Эти пропагандистские листки Штайнер тоже взял у Беера, который получил их несколько лет назад от партийной организации Штутгарта и до сих пор удивлялся этому. Отобрав несколько экземпляров, Штайнер отправился к Аммерсу. Беер уже рассказал ему о том, что приключилось с Керном.
– Когда вы уезжаете? – спросил Беер.
– В одиннадцать. До этого времени я еще зайду к вам, чтобы вернуть значок.
– Хорошо. Я буду ждать вас с бутылкой фенданта.
Штайнер ушел. Вскоре он уже звонил в дом Аммерсов. Открыла горничная.
– Я хочу говорить с господином Аммерсом, – отрывисто сказал Штайнер. – Меня зовут Губер.
Горничная исчезла, но вскоре появилась снова.
– По какому делу?
– «Ага, – подумал Штайнер. – Это уже заслуга Керна». Он знал, что Керна об этом не спрашивали.
– По партийному! – бросил он коротко.
На этот раз появился сам Аммерс. Он с любопытством уставился на Штайнера. Тот небрежно поднял руку в знак приветствия.
– Геноссе Аммерс?
– Да.
Штайнер отвернул лацкан куртки и показал ему значок.
– Губер, – представился он. – Явился по поручению организации, функционирующей за границей. Должен выяснить у вас некоторые вещи.
Аммерс стоял подобострастно, почти по стойке «смирно».
– Пожалуйста, входите, господин… господин…
– Губер. Просто Губер. Как вы знаете, вражьи уши – повсюду.
– Знаю. И для меня это большая честь, господин Губер.
Штайнер все рассчитал верно. У Аммерса не возникло ни малейшего подозрения. Слишком уж глубоко сидел в нем страх перед гестапо.
Но даже если бы у него и возникли какие-либо подозрения, в Швейцарии он все равно не смог бы ничего предпринять против Штайнера. У того был австрийский паспорт на имя Губера. А связан он с гестапо или нет, этого никто не мог установить. Даже германское посольство.
Аммерс провел Штайнера в гостиную.
– Садитесь, Аммерс! – пригласил Штайнер, сам садясь в кресло Аммерса.
Он порылся в своей папке.
– Вы знаете, геноссе Аммерс, что главным принципом нашей работы за границей является одно – незаметность?
Аммерс кивнул.
– Мы ожидали этого и от вас. Бесшумной работы. А теперь до нас дошли слухи, что вы привлекли к своей особе ненужное внимание в случае с одним молодым эмигрантом!
Аммерс вскочил со стула.
– Это – самый настоящий преступник! Он довел меня до болезни.
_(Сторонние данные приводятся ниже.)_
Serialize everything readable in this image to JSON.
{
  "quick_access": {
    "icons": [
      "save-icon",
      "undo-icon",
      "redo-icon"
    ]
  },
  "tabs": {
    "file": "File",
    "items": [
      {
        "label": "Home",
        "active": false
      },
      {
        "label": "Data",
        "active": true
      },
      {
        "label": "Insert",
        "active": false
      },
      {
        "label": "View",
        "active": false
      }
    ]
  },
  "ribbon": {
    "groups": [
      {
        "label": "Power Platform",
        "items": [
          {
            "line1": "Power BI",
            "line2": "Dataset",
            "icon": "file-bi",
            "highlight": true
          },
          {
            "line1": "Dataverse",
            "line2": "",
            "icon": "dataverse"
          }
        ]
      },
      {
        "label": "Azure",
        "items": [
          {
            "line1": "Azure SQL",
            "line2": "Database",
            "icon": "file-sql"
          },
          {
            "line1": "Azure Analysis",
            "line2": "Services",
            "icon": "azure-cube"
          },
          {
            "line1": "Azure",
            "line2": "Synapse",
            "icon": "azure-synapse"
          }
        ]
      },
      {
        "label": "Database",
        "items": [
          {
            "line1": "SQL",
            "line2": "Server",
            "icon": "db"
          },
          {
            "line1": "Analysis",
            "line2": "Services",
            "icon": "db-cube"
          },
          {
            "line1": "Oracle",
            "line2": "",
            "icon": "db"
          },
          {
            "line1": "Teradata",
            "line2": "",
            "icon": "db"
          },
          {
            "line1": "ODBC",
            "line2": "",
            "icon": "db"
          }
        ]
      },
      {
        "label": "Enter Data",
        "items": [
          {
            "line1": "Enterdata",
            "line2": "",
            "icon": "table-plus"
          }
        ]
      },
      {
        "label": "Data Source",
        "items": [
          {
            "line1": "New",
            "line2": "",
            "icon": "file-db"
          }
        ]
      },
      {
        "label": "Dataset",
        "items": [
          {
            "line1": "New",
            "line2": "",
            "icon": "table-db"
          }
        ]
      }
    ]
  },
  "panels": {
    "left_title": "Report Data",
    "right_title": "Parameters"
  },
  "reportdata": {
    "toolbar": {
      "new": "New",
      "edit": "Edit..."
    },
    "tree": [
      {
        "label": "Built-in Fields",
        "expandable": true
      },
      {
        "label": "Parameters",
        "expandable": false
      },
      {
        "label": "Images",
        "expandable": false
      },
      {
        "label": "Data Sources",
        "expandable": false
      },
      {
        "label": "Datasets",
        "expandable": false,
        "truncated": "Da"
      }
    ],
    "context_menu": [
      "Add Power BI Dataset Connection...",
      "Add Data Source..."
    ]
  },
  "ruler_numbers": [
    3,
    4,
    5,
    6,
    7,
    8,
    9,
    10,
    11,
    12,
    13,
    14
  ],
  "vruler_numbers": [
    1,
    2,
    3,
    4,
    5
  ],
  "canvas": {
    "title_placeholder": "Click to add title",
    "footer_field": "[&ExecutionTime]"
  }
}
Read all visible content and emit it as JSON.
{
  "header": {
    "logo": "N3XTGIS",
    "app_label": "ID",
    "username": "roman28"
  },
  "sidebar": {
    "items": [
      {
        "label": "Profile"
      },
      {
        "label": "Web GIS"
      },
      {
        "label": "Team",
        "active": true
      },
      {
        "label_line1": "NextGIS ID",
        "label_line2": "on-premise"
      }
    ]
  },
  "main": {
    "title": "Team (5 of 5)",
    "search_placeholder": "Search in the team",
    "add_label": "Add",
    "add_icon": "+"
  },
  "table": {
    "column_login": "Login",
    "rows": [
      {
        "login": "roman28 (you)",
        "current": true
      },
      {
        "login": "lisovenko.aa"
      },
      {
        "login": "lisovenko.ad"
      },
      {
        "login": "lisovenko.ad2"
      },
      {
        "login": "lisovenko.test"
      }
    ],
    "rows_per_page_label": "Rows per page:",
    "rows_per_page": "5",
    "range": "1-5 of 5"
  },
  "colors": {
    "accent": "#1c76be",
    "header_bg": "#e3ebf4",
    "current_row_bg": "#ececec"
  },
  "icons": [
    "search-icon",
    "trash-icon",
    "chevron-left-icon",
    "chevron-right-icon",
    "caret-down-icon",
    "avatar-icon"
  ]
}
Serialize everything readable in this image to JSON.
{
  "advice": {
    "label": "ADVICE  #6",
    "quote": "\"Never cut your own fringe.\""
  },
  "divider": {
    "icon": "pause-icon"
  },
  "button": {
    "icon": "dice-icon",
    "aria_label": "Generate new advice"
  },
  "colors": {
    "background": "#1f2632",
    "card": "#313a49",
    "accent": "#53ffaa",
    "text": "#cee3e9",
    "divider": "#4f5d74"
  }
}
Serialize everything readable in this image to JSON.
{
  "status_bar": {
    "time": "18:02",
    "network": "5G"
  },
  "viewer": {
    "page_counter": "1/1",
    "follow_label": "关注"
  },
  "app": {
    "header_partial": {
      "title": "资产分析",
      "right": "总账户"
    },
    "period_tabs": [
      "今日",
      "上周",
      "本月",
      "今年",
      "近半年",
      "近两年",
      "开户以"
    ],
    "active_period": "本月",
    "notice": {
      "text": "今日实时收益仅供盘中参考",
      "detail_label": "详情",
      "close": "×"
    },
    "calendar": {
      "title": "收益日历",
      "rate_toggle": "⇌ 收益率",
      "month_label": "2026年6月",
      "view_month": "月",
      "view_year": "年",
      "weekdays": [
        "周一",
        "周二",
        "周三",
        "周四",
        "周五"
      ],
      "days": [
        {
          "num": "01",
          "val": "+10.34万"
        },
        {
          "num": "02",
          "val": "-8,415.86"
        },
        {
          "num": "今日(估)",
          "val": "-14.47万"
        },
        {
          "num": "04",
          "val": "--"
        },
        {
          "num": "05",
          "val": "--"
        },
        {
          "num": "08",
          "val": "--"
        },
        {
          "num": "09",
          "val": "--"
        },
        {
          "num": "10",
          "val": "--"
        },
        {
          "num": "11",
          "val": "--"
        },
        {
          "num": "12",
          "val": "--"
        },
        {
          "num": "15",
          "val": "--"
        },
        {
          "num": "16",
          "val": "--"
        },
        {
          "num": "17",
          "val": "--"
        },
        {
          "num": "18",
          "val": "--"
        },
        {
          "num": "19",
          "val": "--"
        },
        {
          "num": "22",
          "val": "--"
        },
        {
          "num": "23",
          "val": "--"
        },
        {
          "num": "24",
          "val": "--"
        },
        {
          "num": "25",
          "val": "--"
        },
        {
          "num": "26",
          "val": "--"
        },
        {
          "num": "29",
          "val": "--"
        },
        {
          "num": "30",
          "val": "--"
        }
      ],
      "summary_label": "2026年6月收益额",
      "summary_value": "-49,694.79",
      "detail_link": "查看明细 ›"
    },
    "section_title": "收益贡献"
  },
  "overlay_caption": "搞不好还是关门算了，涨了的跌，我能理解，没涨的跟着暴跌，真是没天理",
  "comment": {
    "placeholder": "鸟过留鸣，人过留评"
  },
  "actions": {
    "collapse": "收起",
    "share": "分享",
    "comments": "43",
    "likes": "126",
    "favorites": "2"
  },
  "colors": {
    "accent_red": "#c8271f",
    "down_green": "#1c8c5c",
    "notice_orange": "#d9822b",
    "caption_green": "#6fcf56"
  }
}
После него я совсем разболелся и сделался всеобщим посмешищем… Этот оборванец…
– Посмешищем? – резко перебил его Штайнер. – Всеобщим посмешищем? Геноссе Аммерс!
– Не всеобщим, не всеобщим! – Аммерс понял, что допустил ошибку и от волнения совсем запутался. – Посмешищем только в моих собственных глазах. И я думаю…
Штайнер словно буравил его взглядом.
– Аммерс, – сказал он медленно, – настоящий член партии никогда не кажется смешным даже самому себе! Что с вами, Аммерс? Неужели демократические крысы уже затронули ваши убеждения? Посмешище! – такого слова для нас вообще не существует! Пусть другие будут посмешищами в какой угодно степени, но только не мы! Вам это ясно?
– Да, конечно, конечно! – Аммерс провел рукой по лбу. Он уже видел себя наполовину в концентрационном лагере, посаженным, чтобы освежить свои убеждения. – Ведь это – только несчастная случайность. В остальных случаях я был тверд, как сталь. Моя верность партии непоколебима…
Штайнер дал ему выговориться. Потом остановил:
– Хорошо, геноссе! Думаю, что этого больше не повторится. И не обращайте внимания на эмигрантов, понятно? Мы рады, что избавились от этих людей.
Аммерс усердно закивал. Потом он встал и достал из буфета хрустальный графин и две серебряные с внутренней позолотой рюмки на высоких ножках, специально предназначенные для ликера. Штайнер с брезгливой гримасой на лице наблюдал за всеми этим приготовлениями.
– Что это? – наконец спросил он.
– Коньяк… Я думал, что вы хотите немного освежиться.
– Коньяк такими рюмками пьют только члены общества трезвенников, Аммерс, – сказал Штайнер немного веселее. – Или когда коньяк очень плохой. Дайте мне обычную, не слишком маленькую рюмку.